The Asia-Pacific region has been severely affected by the COVID-19 pandemic. The economic and health recovery from the pandemic of countries in the region hinges on the rapid and equitable deployment of safe and effective COVID-19 vaccines. At present, 60 per cent of the population in the region has been fully vaccinated, and there is a large variation across and within countries. As of March 2022, vaccination coverage in highincome countries in the region was 80 per cent compared to 10 per cent in low-income countries. As of March 2022, booster shots are being administered in some countries, while poorer countries have yet to achieve their coverage targets for the primary series. For example, Singapore and the Republic of Korea have already vaccinated 68 per cent and 62 per cent of their population, respectively.
Equitable distribution of COVID-19 vaccines means that all countries should have access regardless of economic development (WHO, 2020). Vaccine inequity is a serious threat to public health and to the global economy. Allowing the populations of certain countries to remain unprotected increases the risk of continuous viral transmission and mutation, leading to a patchy economic recovery (Asundi, O’Leary and Bhadelia, 2021). The problem of accessing life-saving vaccines and drugs in developing countries has been observed in previous public health emergencies and epidemics (e.g. influenza outbreaks in 2004 and 2009) (Fidler, 2010). With the COVID-19 pandemic, there has been a concerted effort to address the problem through the creation of the COVID-19 Vaccine Global Access (COVAX) facility (WHO, 2020; Emanuel and others, 2021). Despite this effort, vaccine inequity remains a challenge in many countries the region (Stein, 2021). In general, poor subnational states and disadvantaged populations have lower vaccination coverage (Thankur and others, 2020; Marmot and others, 2020).
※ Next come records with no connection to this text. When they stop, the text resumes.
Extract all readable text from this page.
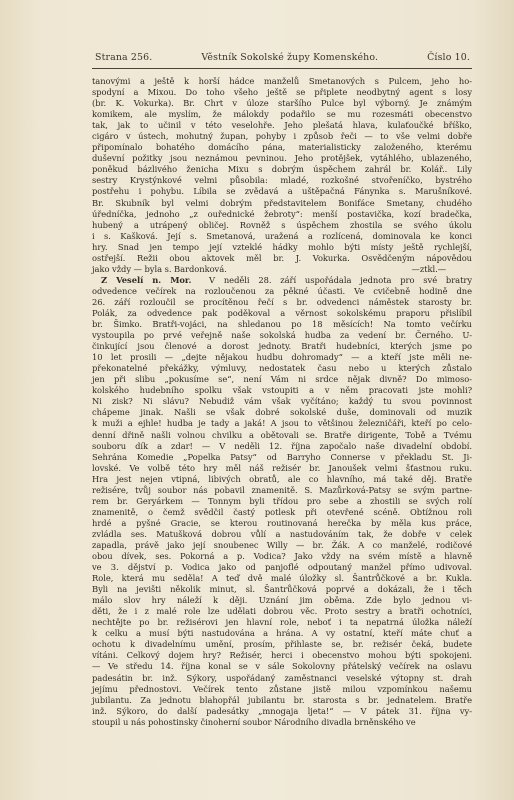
Strana 256.	Věstník Sokolské župy Komenského.	Číslo 10.
tanovými a ještě k horší hádce manželů Smetanových s Pulcem, jeho ho-
spodyní a Mixou. Do toho všeho ještě se připlete neodbytný agent s losy
(br. K. Vokurka). Br. Chrt v úloze staršího Pulce byl výborný. Je známým
komikem, ale myslím, že málokdy podařilo se mu rozesmáti obecenstvo
tak, jak to učinil v této veselohře. Jeho plešatá hlava, kulaťoučké bříško,
cigáro v ústech, mohutný župan, pohyby i způsob řeči — to vše velmi dobře
připomínalo bohatého domácího pána, materialisticky založeného, kterému
duševní požitky jsou neznámou pevninou. Jeho protějšek, vytáhlého, ublazeného,
poněkud bázlivého ženicha Mixu s dobrým úspěchem zahrál br. Kolář.. Lily
sestry Krystýnkové velmi působila: mladé, rozkošné stvořeníčko, bystrého
postřehu i pohybu. Líbila se zvědavá a uštěpačná Fánynka s. Marušníkové.
Br. Skubník byl velmi dobrým představitelem Bonifáce Smetany, chudého
úředníčka, jednoho „z ouřednické žebroty“: menší postavička, kozí bradečka,
hubený a utrápený obličej. Rovněž s úspěchem zhostila se svého úkolu
i s. Kašková. Její s. Smetanová, uražená a rozlícená, dominovala ke konci
hry. Snad jen tempo její vzteklé hádky mohlo býti místy ještě rychlejší,
ostřejší. Režii obou aktovek měl br. J. Vokurka. Osvědčeným nápovědou
jako vždy — byla s. Bardonková.	—ztkl.—
Z Veselí n. Mor. V neděli 28. září uspořádala jednota pro své bratry
odvedence večírek na rozloučenou za pěkné účasti. Ve cvičebně hodině dne
26. září rozloučil se procítěnou řečí s br. odvedenci náměstek starosty br.
Polák, za odvedence pak poděkoval a věrnost sokolskému praporu přislíbil
br. Šimko. Bratři-vojáci, na shledanou po 18 měsících! Na tomto večírku
vystoupila po prvé veřejně naše sokolská hudba za vedení br. Černého. U-
činkující jsou členové a dorost jednoty. Bratři hudebníci, kterých jsme po
10 let prosili — „dejte nějakou hudbu dohromady“ — a kteří jste měli ne-
překonatelné překážky, výmluvy, nedostatek času nebo u kterých zůstalo
jen při slibu „pokusíme se“, není Vám ni srdce nějak divně? Do mimoso-
kolského hudebního spolku však vstoupiti a v něm pracovati jste mohli?
Ni zisk? Ni slávu? Nebudiž vám však vyčítáno; každý tu svou povinnost
chápeme jinak. Našli se však dobré sokolské duše, dominovali od muzik
k muži a ejhle! hudba je tady a jaká! A jsou to většinou železničáři, kteří po celo-
denní dřině našli volnou chvilku a obětovali se. Bratře dirigente, Tobě a Tvému
souboru dík a zdar! — V neděli 12. října započalo naše divadelní období.
Sehrána Komedie „Popelka Patsy“ od Barryho Connerse v překladu St. Ji-
lovské. Ve volbě této hry měl náš režisér br. Janoušek velmi šťastnou ruku.
Hra jest nejen vtipná, libivých obratů, ale co hlavního, má také děj. Bratře
režisére, tvůj soubor nás pobavil znamenitě. S. Mazůrková-Patsy se svým partne-
rem br. Geryárkem — Tonnym byli třídou pro sebe a zhostili se svých rolí
znamenitě, o čemž svědčil častý potlesk při otevřené scéně. Obtížnou roli
hrdé a pyšné Gracie, se kterou routinovaná herečka by měla kus práce,
zvládla ses. Matušková dobrou vůlí a nastudováním tak, že dobře v celek
zapadla, právě jako její snoubenec Willy — br. Žák. A co manželé, rodičové
obou dívek, ses. Pokorná a p. Vodica? Jako vždy na svém místě a hlavně
ve 3. dějství p. Vodica jako od panjoflé odpoutaný manžel přímo udivoval.
Role, která mu seděla! A teď dvě malé úložky sl. Šantrůčkové a br. Kukla.
Byli na jevišti několik minut, sl. Šantrůčková poprvé a dokázali, že i těch
málo slov hry náleží k ději. Uznání jim oběma. Zde bylo jednou vi-
děti, že i z malé role lze udělati dobrou věc. Proto sestry a bratři ochotníci,
nechtějte po br. režisérovi jen hlavní role, neboť i ta nepatrná úložka náleží
k celku a musí býti nastudována a hrána. A vy ostatní, kteří máte chuť a
ochotu k divadelnímu umění, prosím, přihlaste se, br. režisér čeká, budete
vítáni. Celkový dojem hry? Režisér, herci i obecenstvo mohou býti spokojeni.
— Ve středu 14. října konal se v sále Sokolovny přátelský večírek na oslavu
padesátin br. inž. Sýkory, uspořádaný zaměstnanci veselské výtopny st. drah
jejímu přednostovi. Večírek tento zůstane jistě milou vzpomínkou našemu
jubilantu. Za jednotu blahopřál jubilantu br. starosta s br. jednatelem. Bratře
inž. Sýkoro, do další padesátky „mnogaja ljeta!“ — V pátek 31. října vy-
stoupil u nás pohostinsky činoherní soubor Národního divadla brněnského ve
The unequal distribution of COVID-19 vaccines across and within countries in the region during the initial year of vaccine roll-out could be attributed to vaccine nationalism, characterized by competition between countries for the procurement of vaccines (Katz and others, 2021). However, as COVID-19 vaccines become part of the disease prevention programmes of each country and as global supply stabilizes, the readiness of the national health systems becomes even more critical (Haldane and others, 2021). This paper has three objectives: to examine vaccine inequities across and within countries in the Asia-Pacific region; to identify health system barriers that might impede equitable access; and to provide specific recommendations for countries in the region in ensuring vaccine access.